My program asks the user for a year like 2056. So in main, I use scanf.
However, I have a function which requires the first 2 digits of this value only.
I've tried using another scanf inside the function itself scanf("%2d"...) but then I can't have the other scanf in main for my other functions.
So how can I do this?
How about just divide the year number by 100?
int year, first_two_digits;
scanf("%d",&year);
first_two_digits = year / 100;
I wonder how your program should behave after year 10000.
In this case, I would just read the year and extract the first two digits:
int year;
scanf("%4d", &year); // assuming a four digit year
int first_two_digits = year / 100;
I had a very similar question - https://math.stackexchange.com/questions/120459/how-to-find-the-first-and-last-n-2-digits-from-an-n-digit-number
In your case, if it is always a 4-digit number and you always need the first 2-digits, then as others suggested X/100 would be the best thing to do.

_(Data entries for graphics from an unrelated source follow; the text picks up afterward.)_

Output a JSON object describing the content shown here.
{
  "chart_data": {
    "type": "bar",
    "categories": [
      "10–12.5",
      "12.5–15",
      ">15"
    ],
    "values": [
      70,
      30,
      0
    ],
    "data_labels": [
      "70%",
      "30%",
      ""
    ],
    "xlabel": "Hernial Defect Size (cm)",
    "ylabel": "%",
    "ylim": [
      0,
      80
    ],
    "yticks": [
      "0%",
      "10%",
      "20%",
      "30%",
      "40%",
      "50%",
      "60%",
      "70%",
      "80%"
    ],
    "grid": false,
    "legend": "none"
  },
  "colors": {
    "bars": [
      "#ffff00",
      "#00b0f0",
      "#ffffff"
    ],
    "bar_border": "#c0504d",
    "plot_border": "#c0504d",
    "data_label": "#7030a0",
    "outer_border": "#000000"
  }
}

But if you need n/2-digits from an n-digit integer, say X, then you may have to use the following:
first n/2 digit (for even value of n) = X / 10^(n/2)

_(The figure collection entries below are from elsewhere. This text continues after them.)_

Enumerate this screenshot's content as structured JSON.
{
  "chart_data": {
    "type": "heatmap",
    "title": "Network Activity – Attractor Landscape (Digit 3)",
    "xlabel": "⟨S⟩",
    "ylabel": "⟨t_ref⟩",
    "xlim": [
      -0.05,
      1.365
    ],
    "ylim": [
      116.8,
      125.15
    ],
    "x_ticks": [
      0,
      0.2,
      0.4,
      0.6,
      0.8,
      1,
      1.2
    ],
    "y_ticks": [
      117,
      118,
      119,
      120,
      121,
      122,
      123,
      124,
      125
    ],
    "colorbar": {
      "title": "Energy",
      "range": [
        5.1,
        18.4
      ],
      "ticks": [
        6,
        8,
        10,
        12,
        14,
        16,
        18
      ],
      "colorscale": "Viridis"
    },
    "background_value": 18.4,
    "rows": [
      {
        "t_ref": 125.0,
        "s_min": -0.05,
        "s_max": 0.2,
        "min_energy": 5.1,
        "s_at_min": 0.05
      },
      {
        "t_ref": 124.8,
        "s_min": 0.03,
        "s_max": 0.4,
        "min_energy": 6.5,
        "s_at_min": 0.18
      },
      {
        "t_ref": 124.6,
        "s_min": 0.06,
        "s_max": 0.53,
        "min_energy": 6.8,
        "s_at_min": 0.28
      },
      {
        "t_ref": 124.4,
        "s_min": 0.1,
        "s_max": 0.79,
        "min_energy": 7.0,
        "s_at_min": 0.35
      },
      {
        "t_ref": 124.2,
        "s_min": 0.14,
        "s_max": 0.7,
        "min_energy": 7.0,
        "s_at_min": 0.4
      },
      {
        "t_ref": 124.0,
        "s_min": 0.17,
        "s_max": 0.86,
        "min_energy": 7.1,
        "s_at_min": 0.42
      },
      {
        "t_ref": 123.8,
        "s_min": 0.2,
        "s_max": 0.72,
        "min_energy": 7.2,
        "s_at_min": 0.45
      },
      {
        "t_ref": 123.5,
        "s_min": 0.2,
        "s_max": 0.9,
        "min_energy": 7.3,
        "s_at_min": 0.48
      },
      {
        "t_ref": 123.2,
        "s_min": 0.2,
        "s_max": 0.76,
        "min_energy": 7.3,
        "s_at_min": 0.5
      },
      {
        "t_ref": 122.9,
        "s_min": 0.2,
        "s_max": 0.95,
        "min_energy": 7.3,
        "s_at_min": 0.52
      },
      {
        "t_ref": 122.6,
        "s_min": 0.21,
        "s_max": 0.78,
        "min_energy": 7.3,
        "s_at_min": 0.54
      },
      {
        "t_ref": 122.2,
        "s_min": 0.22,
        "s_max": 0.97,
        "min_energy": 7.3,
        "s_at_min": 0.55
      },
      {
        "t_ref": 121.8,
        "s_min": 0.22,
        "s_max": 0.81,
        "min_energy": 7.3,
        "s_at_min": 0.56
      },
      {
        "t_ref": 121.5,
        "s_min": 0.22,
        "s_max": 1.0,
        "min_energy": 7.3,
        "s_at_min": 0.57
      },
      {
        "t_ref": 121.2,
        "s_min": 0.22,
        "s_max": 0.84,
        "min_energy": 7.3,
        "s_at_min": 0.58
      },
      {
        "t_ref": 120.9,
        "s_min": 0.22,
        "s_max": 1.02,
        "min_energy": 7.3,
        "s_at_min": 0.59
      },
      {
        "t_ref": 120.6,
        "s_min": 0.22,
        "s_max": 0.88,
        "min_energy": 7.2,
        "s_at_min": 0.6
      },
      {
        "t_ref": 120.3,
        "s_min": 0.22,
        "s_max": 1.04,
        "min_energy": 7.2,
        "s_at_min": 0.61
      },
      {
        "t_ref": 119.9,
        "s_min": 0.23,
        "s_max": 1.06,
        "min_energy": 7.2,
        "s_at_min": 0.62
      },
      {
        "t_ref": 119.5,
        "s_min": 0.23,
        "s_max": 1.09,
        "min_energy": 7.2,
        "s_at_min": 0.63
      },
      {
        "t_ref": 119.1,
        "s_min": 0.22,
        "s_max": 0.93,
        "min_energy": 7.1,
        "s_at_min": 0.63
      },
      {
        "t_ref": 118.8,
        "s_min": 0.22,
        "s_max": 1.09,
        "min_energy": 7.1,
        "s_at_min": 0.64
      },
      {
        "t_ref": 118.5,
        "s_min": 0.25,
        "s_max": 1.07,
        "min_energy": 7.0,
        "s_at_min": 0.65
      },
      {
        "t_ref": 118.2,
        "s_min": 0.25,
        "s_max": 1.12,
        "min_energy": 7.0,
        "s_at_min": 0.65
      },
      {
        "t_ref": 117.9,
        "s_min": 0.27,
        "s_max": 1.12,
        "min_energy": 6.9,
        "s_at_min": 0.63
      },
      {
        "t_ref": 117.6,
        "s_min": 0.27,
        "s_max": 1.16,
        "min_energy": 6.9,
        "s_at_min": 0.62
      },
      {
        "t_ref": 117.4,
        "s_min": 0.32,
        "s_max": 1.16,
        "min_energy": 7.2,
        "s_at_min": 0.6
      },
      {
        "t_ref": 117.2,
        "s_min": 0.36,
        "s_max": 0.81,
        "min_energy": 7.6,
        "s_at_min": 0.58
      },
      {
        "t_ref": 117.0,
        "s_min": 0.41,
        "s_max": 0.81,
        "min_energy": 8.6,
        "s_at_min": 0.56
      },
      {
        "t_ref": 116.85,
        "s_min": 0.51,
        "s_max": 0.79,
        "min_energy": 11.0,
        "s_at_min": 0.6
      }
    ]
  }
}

first n/2 digit (for odd value of n) = X / 10^((n+1)/2)
last n/2 digit (for even value of n) = X - [first n/2 digit * pow(10, n/2)]

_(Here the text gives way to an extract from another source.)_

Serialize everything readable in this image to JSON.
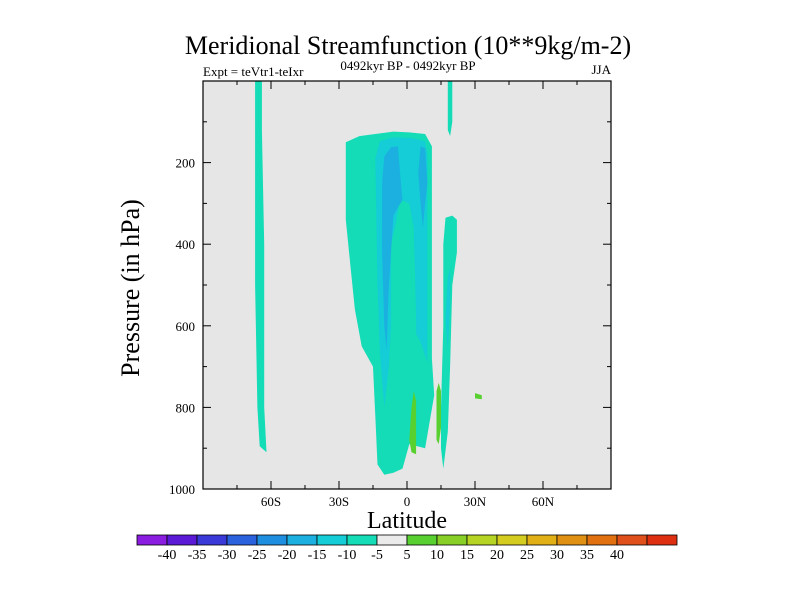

last n/2 digit (for odd value of n) = X - [first n/2 digit * pow(10, (n+1)/2)]
The following may be an overkill, but you may be looking for something like this!
int getn(int num)
{
return (int) log10(num) + 1;
}
void gethalfs(int num, int * first, int * last)
{
int n, po;
if (num == 0) return;
n = getn(num);
/* Here you can calculate the value of po based on whether n is even or odd */
po = (int) pow(10, n/2);
*first = num / po;
*last = num - *first * po;
return;
}
In order to get the number of digits in a given integer i.e. n in the above case, you may look at the following possible methods - count number of digits - which method is most efficient?
Hope this helps!
using separate variable to get the first two digits that is first2digits=year/100;
You can get the first 2 digits of any number by using the flowing :
INT(X*10^(-INT(LOG(X))+1))
for Example :
X = 0.005432 then Log(X) = -2.265 and Int(Log(x)) = -3 . So, 10^(-int(log(x))+1) = 10^4 = 10000. Finally , int(X * 10000 ) = 54 which are the first 2 digits.
X = 3.45 then Log(X) =0.53 and Int(Log(x)) = 0 So, 10^(-int(log(x))+1) = 10^1 = 10. Finally, int(X * 10 ) = 34 which are the first 2 digits.
X = 3543.45then Log(X) =3.459 and Int(Log(x)) = 3 So, 10^(-int(log(x))+1) = 10^-2 = 0.01. Finally , int(X * 10 ) = 35 which are the first 2 digits.